The implants made me better. Except that after I healed, the implants brought these vicious headaches and sometimes I smelled things. I’d been enduring them as the price I paid for normalcy. Since they didn’t hurt anyone else and only hurt me a little, I just accepted them as part of my new being. No implant or augmentation was ever free of aches, pains, or strangeness; these were a small price to pay for the ability to move about the world on my own terms. And they were better than having to take a drug to treat problems caused by a treatment. Of course, Olaniyi wasn’t interested in hearing any of this.
This day, my head ached and I smelled pepper. When I looked up, putting down the onion I was inspecting, I made eye contact with a beautiful man. He was sitting on a stool with some others. Some wore trousers and dress shirts; I recognized one of them, his name was Okenna Nwachukwu, a shop owner who’d sold my ex his car. Others wore agbada and sokoto; I did not know any of them. Dull and brilliant colors, dull and complex fabrics. All men.
Over the strong pepper scent, I could smell the scented oil the men wore. Sandalwood. These were probably men who’d lived in Abuja for a long time, maybe they’d been teens when the Red Eye began to pick up speed in the north. Their parents may have been the ones who shouted that desertification would surely stop and the dust storms would never make it farther than Jos. And maybe they’d been at Imam Shafi Abdulazeez’s event yesterday.
I didn’t like the way the beautiful man was looking at me. As if I weren’t supposed to be there. I shivered, feeling the hairs on my neck rise, becoming too aware of my dexterous metal hand; the sophisticated hand of a robot.

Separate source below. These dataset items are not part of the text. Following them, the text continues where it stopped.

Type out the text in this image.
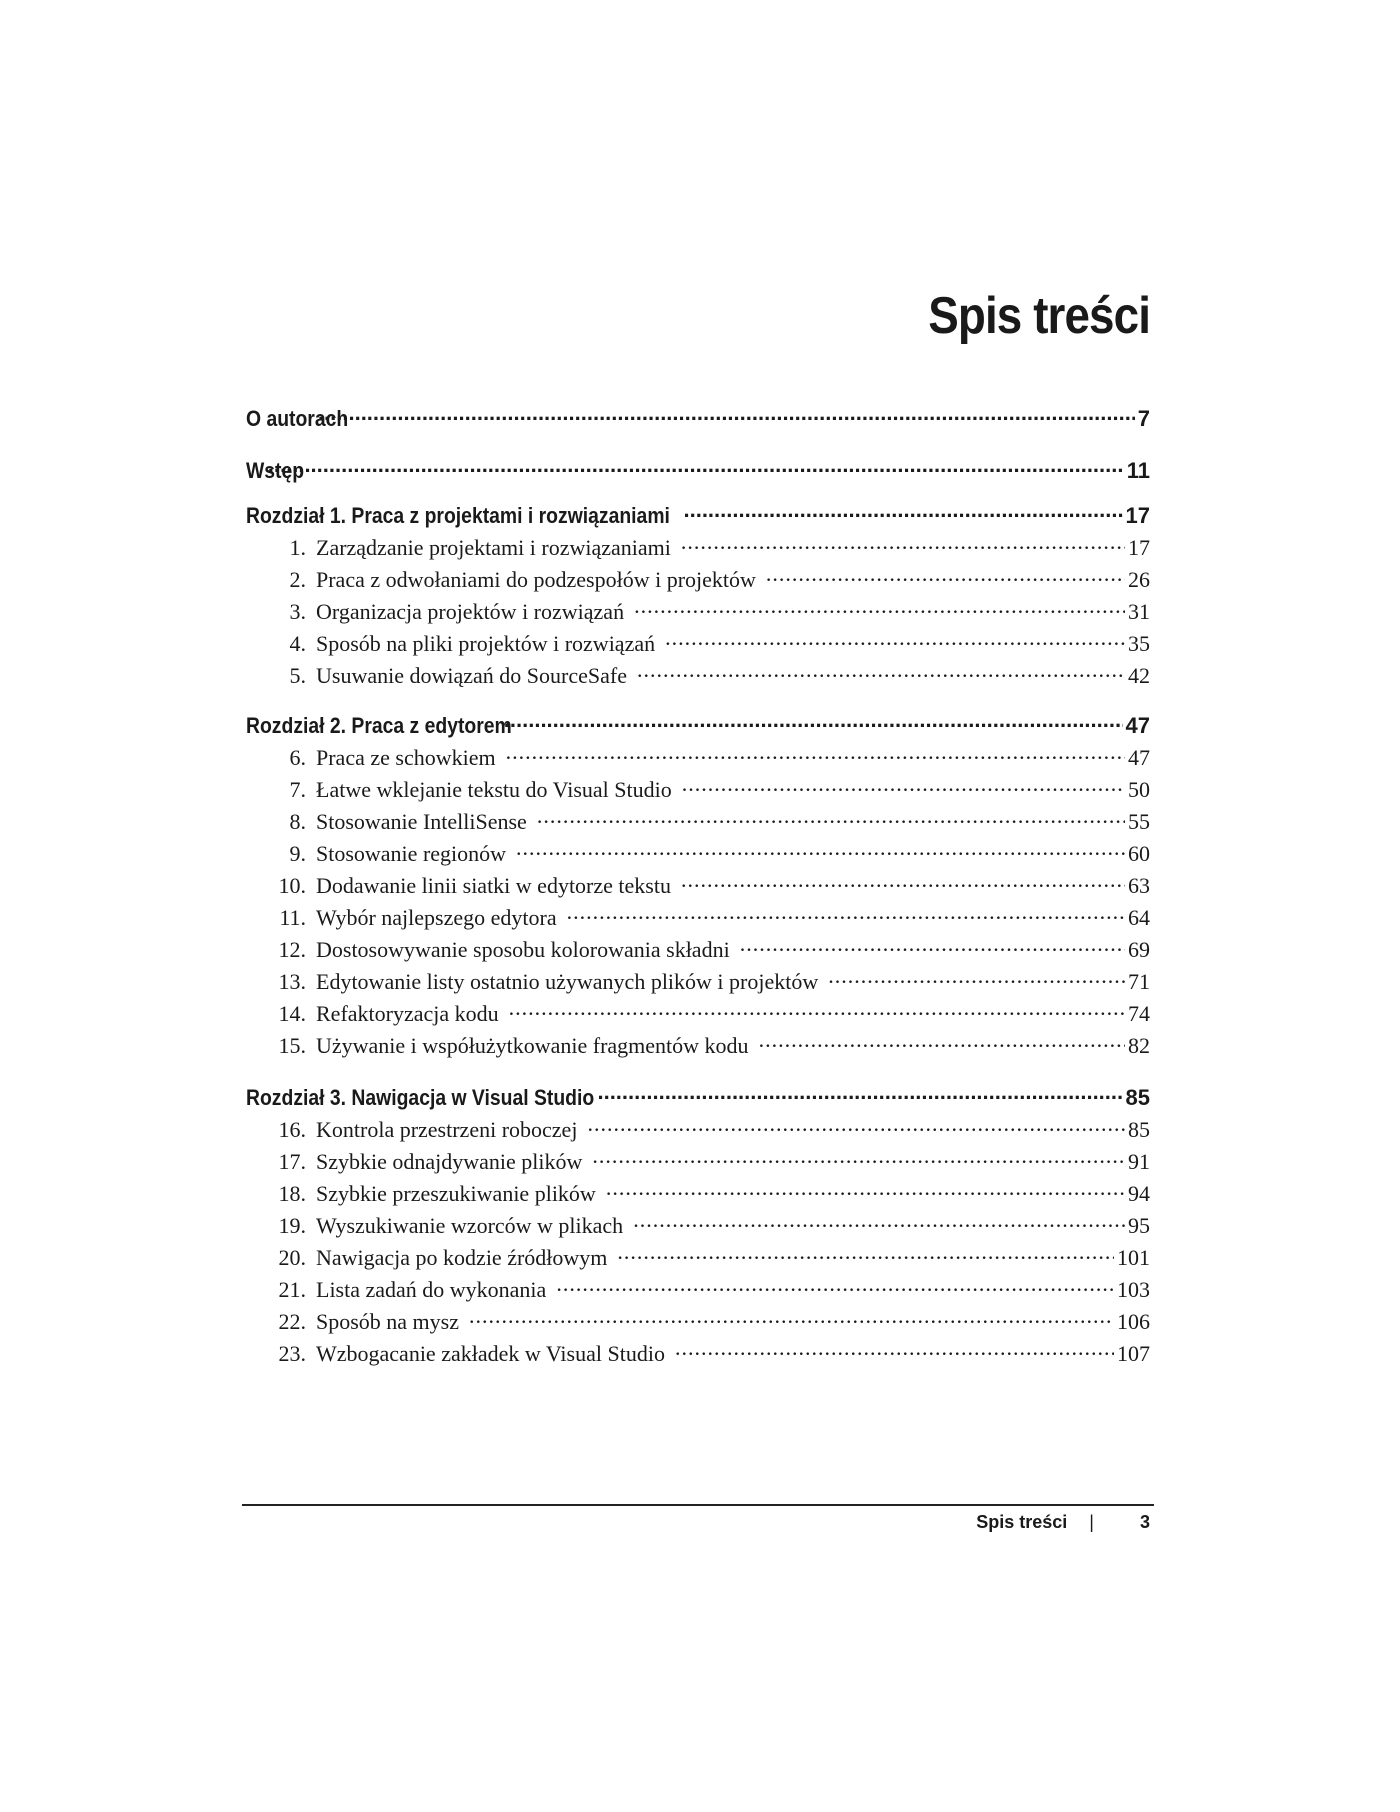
Spis treści
O autorach .....	7
Wstęp .....	11
Rozdział 1. Praca z projektami i rozwiązaniami .....	17
1. Zarządzanie projektami i rozwiązaniami .....	17
2. Praca z odwołaniami do podzespołów i projektów .....	26
3. Organizacja projektów i rozwiązań .....	31
4. Sposób na pliki projektów i rozwiązań .....	35
5. Usuwanie dowiązań do SourceSafe .....	42
Rozdział 2. Praca z edytorem .....	47
6. Praca ze schowkiem .....	47
7. Łatwe wklejanie tekstu do Visual Studio .....	50
8. Stosowanie IntelliSense .....	55
9. Stosowanie regionów .....	60
10. Dodawanie linii siatki w edytorze tekstu .....	63
11. Wybór najlepszego edytora .....	64
12. Dostosowywanie sposobu kolorowania składni .....	69
13. Edytowanie listy ostatnio używanych plików i projektów .....	71
14. Refaktoryzacja kodu .....	74
15. Używanie i współużytkowanie fragmentów kodu .....	82
Rozdział 3. Nawigacja w Visual Studio .....	85
16. Kontrola przestrzeni roboczej .....	85
17. Szybkie odnajdywanie plików .....	91
18. Szybkie przeszukiwanie plików .....	94
19. Wyszukiwanie wzorców w plikach .....	95
20. Nawigacja po kodzie źródłowym .....	101
21. Lista zadań do wykonania .....	103
22. Sposób na mysz .....	106
23. Wzbogacanie zakładek w Visual Studio .....	107
Spis treści |	3
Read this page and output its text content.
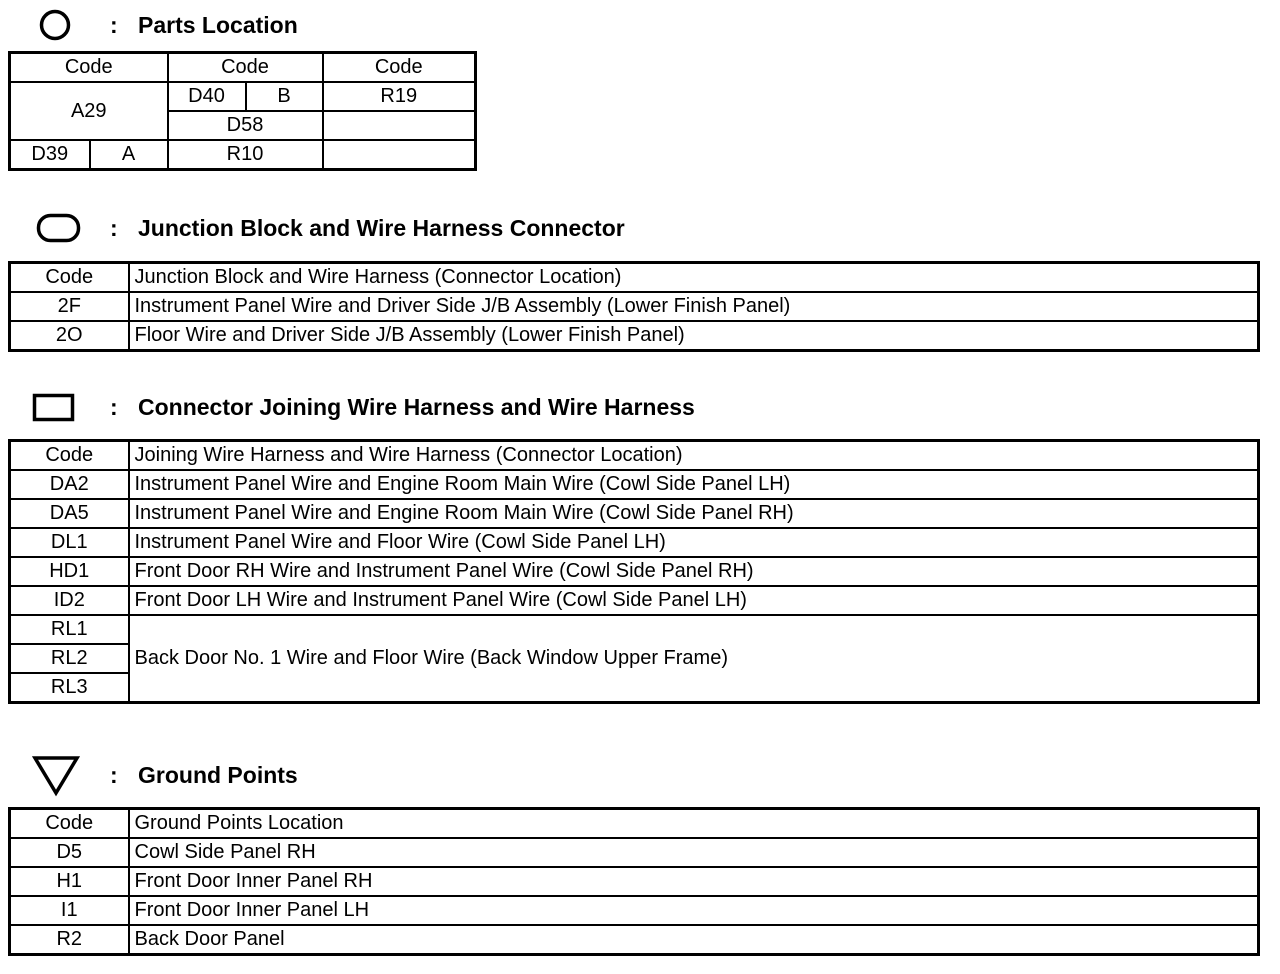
: Parts Location
Code		Code		Code
A29		D40	B	R19
		D58		
D39	A	R10		
: Junction Block and Wire Harness Connector
Code	Junction Block and Wire Harness (Connector Location)
2F	Instrument Panel Wire and Driver Side J/B Assembly (Lower Finish Panel)
2O	Floor Wire and Driver Side J/B Assembly (Lower Finish Panel)
: Connector Joining Wire Harness and Wire Harness
Code	Joining Wire Harness and Wire Harness (Connector Location)
DA2	Instrument Panel Wire and Engine Room Main Wire (Cowl Side Panel LH)
DA5	Instrument Panel Wire and Engine Room Main Wire (Cowl Side Panel RH)
DL1	Instrument Panel Wire and Floor Wire (Cowl Side Panel LH)
HD1	Front Door RH Wire and Instrument Panel Wire (Cowl Side Panel RH)
ID2	Front Door LH Wire and Instrument Panel Wire (Cowl Side Panel LH)
RL1	Back Door No. 1 Wire and Floor Wire (Back Window Upper Frame)
RL2	
RL3	
: Ground Points
Code	Ground Points Location
D5	Cowl Side Panel RH
H1	Front Door Inner Panel RH
I1	Front Door Inner Panel LH
R2	Back Door Panel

I knew it was one of the first things he’d looked at and noted. Wearing a glove only brought more attention to my arm. People there are too nosy and curious. The fingers could twist in all directions, as could my wrist. I could extend the arm to twice its length. I’d gotten my cybernetic smart arm and hand when I was seventeen, when my doctor said I’d finally stopped growing and could have the surgery. Before that, my very short arm stump had been fitted with an externally-powered prosthetic. Yes, my arm and its hand were extraordinary, still highly experimental, and to save my parents the cost, I’d opted out of the “humanizing exterior” that felt, smelled, even reacted like human flesh.
But people knew me in this market.
So why were people staring at me today? Maybe they’d been staring at me all along. All these years. Since I’d come to Abuja. Maybe I just hadn’t noticed. And maybe I just hadn’t noticed today that tolerance of me had reached critical mass. Or maybe that damn imam had really gotten into people’s heads yesterday.
If you could, wouldn’t you replace your damaged legs with cybernetic ones? Why hold on to malfunctioning or poorly formed flesh and bone because “we were born with it”? That’s something said only by people who have no choice or have no actual experience with being . . . unable. What makes you you, really? I’m a mechanic. When something isn’t working, you replace it with something better, something that is working.